When first started at the East Grand Forks site, a reflective reading of 55 was good enough for a chip, he says.
"That was the quality of potatoes we had then. Now they probably wouldn't accept them if they were below 65. That's due to the plant breeders and plant geneticists," Glynn says.
A potato clone is made by cross-pollinating one plant, typically an industry standard like a russet Burbank, with an experimental in the greenhouse.
"We call them clones, but it's not like cloning where they're injecting RNA or any of that," Glynn says. "It's just a terminology in the industry because it's a clone of these two plants."
Each clone is given a number, which will be its identifying label through all of its testing. Given the amount of samples they test, there simply is no better way to keep track.
"I bet they cross maybe a 100,000 to 150,000 plants a year," he says. "What we're really striving for in the whole industry is to find a potato that will process out of 38 or 40 degrees (storage), because right now, chips are held at 45 to 48 degrees."
Two or three degrees in a potato makes a world of difference. The cooler you can safely store it, the longer you can keep it. But it still must retain its freshness so that it processes well into chips or fries.
"Some varieties store at 48 degrees, but if you take them down to 45, they won't process," Glynn says.
You've probably seen brown potato chips before. Contrary to what many think, though, they are not burned, Glynn says.
"In a potato, there's a compound called sucrose. It's what you put in your coffee or on your cereal. That's made up of two simple sugars, and what happens is, when the potato hits any stress, field stress or whatever and it shows up in storage cold temperatures, there is an enzyme that breaks that loose so that you have two small sugars."
When those sugars hit the hot oil in a fryer, they turn brown.
"So the more of these reducing sugars you have, the browner your chip's going to be. So that's what all the plant breeders are striving for -- what they can process out of 38 to 40 degrees storage."
This also cuts down disease in the bins and reduces the need to apply sprout inhibitor.
"It simplifies a lot of tendencies," he says.
The site's YSI 2700 spectrometer measures sucrose, through an electrode inserted into ground potato flesh. It has 21 walk-in storage rooms at various temperatures to test temperature viability.
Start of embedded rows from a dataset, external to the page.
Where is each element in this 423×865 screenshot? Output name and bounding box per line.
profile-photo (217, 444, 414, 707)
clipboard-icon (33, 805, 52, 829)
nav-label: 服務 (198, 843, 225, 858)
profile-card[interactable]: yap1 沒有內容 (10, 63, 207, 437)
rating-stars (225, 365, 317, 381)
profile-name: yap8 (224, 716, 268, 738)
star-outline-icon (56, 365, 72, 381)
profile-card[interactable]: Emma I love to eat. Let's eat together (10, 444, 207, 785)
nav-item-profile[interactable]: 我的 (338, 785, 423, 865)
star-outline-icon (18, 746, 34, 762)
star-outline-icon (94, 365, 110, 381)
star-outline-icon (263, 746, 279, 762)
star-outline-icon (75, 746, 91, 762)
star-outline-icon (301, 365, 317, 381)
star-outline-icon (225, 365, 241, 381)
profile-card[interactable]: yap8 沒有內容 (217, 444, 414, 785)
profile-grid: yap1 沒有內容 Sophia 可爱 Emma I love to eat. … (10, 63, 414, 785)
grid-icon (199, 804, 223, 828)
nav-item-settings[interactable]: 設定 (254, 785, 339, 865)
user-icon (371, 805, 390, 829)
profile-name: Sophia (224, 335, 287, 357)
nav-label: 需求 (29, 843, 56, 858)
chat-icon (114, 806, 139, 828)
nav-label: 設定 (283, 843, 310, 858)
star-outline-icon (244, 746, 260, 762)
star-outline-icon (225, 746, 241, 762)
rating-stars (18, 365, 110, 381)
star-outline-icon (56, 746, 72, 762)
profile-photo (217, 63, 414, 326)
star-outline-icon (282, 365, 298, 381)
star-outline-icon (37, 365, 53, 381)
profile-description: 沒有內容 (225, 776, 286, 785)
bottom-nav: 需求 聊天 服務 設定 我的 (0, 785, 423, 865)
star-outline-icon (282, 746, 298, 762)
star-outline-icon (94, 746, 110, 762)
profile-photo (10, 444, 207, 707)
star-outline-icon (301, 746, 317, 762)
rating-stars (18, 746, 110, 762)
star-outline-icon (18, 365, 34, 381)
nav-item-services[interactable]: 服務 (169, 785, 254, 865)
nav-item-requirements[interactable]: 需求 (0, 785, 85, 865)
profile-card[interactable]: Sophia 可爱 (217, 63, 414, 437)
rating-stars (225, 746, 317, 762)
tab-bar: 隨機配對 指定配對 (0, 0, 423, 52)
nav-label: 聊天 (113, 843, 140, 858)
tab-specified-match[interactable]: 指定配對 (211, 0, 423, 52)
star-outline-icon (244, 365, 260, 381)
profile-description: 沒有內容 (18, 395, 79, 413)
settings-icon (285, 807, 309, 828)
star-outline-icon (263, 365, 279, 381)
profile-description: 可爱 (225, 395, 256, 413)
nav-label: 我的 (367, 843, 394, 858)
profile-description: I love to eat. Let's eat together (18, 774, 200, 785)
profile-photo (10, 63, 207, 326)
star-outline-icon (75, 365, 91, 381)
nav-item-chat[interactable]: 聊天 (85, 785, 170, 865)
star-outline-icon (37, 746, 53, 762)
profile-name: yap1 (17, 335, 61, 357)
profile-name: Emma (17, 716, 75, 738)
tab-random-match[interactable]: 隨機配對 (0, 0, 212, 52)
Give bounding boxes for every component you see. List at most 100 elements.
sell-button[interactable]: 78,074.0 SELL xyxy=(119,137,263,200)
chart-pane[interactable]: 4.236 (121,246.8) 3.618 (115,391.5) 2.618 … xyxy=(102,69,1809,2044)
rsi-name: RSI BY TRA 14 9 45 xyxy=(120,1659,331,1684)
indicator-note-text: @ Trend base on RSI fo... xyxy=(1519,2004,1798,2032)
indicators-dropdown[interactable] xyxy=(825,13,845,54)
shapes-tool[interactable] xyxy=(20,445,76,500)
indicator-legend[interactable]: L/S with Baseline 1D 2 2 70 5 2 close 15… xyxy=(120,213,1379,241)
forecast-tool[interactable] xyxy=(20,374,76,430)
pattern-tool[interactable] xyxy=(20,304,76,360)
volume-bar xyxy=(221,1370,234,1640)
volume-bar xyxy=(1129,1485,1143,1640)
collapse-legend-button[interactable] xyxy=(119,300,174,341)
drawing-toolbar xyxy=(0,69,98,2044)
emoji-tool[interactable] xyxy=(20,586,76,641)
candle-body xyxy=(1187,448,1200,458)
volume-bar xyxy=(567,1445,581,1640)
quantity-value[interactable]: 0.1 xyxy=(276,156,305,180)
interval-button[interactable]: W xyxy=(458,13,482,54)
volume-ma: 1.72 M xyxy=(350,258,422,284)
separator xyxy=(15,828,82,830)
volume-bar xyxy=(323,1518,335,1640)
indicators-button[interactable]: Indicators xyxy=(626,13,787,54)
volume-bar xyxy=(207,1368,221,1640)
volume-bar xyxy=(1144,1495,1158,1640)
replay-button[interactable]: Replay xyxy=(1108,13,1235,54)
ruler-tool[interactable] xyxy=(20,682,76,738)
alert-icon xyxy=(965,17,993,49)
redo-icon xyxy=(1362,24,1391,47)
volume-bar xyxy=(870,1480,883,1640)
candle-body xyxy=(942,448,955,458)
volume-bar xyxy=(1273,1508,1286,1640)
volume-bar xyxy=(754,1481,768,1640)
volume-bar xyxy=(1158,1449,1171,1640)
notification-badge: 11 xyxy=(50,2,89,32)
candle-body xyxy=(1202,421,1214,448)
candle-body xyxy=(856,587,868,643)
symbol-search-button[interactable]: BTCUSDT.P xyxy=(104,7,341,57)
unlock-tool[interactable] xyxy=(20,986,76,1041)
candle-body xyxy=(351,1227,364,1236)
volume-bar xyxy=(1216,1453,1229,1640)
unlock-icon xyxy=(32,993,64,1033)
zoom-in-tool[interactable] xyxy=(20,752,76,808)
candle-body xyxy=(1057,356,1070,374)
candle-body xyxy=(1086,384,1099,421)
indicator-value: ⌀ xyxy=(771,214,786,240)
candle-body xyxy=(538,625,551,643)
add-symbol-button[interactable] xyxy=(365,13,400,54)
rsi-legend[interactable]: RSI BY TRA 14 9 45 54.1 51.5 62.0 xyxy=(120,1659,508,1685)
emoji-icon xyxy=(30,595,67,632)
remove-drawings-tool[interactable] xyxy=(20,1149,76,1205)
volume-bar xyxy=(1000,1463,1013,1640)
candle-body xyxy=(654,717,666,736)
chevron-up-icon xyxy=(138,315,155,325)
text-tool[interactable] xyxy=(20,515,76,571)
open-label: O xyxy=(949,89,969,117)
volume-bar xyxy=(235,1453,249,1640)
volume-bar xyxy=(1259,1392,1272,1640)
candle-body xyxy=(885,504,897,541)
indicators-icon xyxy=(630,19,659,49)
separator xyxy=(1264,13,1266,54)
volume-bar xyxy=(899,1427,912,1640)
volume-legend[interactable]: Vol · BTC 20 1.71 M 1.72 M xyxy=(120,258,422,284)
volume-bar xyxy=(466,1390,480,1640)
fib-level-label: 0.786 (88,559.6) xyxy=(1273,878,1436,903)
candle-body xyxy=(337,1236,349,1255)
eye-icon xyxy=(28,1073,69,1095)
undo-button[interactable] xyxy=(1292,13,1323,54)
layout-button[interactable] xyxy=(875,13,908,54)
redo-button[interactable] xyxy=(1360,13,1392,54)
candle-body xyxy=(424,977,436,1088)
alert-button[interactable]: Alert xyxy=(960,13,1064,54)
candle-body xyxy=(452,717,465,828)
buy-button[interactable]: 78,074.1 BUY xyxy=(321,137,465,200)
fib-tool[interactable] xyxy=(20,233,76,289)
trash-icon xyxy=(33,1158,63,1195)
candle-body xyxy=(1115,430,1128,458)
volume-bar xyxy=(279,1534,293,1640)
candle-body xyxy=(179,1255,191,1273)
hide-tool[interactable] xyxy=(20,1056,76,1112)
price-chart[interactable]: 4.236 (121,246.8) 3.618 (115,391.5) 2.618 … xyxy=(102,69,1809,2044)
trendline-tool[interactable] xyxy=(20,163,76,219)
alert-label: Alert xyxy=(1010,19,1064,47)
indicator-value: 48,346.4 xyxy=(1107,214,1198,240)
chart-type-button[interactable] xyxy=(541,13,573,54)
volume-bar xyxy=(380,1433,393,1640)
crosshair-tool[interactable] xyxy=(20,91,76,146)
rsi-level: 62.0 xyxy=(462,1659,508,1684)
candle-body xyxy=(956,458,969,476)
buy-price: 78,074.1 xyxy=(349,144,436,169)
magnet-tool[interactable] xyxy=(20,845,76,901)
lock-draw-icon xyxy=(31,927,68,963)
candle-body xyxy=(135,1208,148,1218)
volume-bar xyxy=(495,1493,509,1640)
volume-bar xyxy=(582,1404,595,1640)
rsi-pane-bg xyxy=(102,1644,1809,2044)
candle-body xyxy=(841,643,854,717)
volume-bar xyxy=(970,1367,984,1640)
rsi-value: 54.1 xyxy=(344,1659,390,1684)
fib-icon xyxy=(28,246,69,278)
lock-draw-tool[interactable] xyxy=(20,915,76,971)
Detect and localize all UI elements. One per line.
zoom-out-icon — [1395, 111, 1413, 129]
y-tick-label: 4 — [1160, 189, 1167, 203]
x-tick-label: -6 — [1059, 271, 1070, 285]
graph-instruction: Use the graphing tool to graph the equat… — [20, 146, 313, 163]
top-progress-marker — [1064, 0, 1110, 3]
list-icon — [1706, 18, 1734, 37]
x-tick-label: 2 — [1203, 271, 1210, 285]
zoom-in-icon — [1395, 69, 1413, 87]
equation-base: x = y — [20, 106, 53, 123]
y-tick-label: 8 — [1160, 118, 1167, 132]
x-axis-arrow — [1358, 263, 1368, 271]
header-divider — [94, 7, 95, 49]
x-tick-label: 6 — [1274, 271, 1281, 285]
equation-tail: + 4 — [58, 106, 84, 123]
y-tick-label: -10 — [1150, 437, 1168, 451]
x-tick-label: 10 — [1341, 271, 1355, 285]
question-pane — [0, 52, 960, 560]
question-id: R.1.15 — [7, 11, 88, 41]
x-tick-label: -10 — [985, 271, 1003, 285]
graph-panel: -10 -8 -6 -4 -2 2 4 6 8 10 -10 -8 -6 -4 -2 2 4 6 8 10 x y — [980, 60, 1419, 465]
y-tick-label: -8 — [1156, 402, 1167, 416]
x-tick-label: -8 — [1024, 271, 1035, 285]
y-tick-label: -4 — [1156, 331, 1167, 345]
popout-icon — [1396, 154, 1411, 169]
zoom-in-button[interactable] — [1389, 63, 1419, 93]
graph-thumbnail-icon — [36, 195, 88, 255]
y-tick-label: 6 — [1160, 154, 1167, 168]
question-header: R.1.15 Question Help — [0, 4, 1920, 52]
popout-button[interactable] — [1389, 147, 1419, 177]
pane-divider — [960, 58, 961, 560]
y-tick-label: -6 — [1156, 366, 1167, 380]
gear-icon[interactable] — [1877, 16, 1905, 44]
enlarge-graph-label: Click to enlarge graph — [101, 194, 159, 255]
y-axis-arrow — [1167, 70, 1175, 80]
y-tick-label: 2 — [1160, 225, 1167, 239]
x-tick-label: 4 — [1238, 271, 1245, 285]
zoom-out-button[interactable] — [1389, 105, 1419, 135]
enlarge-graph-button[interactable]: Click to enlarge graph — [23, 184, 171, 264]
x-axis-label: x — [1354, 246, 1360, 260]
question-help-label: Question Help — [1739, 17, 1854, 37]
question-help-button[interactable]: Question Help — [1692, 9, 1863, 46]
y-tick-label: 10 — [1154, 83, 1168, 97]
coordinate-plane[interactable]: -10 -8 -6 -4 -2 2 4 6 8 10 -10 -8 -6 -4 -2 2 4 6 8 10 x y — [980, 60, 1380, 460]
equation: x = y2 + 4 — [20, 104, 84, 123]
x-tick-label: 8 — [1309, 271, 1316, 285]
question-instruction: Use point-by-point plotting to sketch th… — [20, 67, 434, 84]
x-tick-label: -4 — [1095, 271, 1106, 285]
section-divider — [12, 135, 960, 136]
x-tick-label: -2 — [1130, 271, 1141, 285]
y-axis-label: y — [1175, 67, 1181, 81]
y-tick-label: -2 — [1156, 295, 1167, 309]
"We measure everything according to industry standards," he says.
The site also has a steam peeler that can peel 100 pounds of potatoes in 30 seconds. All the equipment is state of the art and most of it is brand new.
"We run some studies out nine months, others go 12 months" Glynn says. "Whatever criteria the plant breeder at that university wants, then we do that for them."
The results are sent back to the breeder. Some of it is published in the Valley Potato Grower magazine. Either way, Glynn's outfit is making no judgments on the breeds.
"We don't really rate them," he says. "We just give them crude numbers."
These crude numbers then are used to compare with other varieties, good and bad, to assign their potential value in the various markets or in subsequent breeding lines. The ones selected for production lose their numbered identifiers.
"After they've been through the whole process, through the plant breeder and through here, then they get named," Glynn says.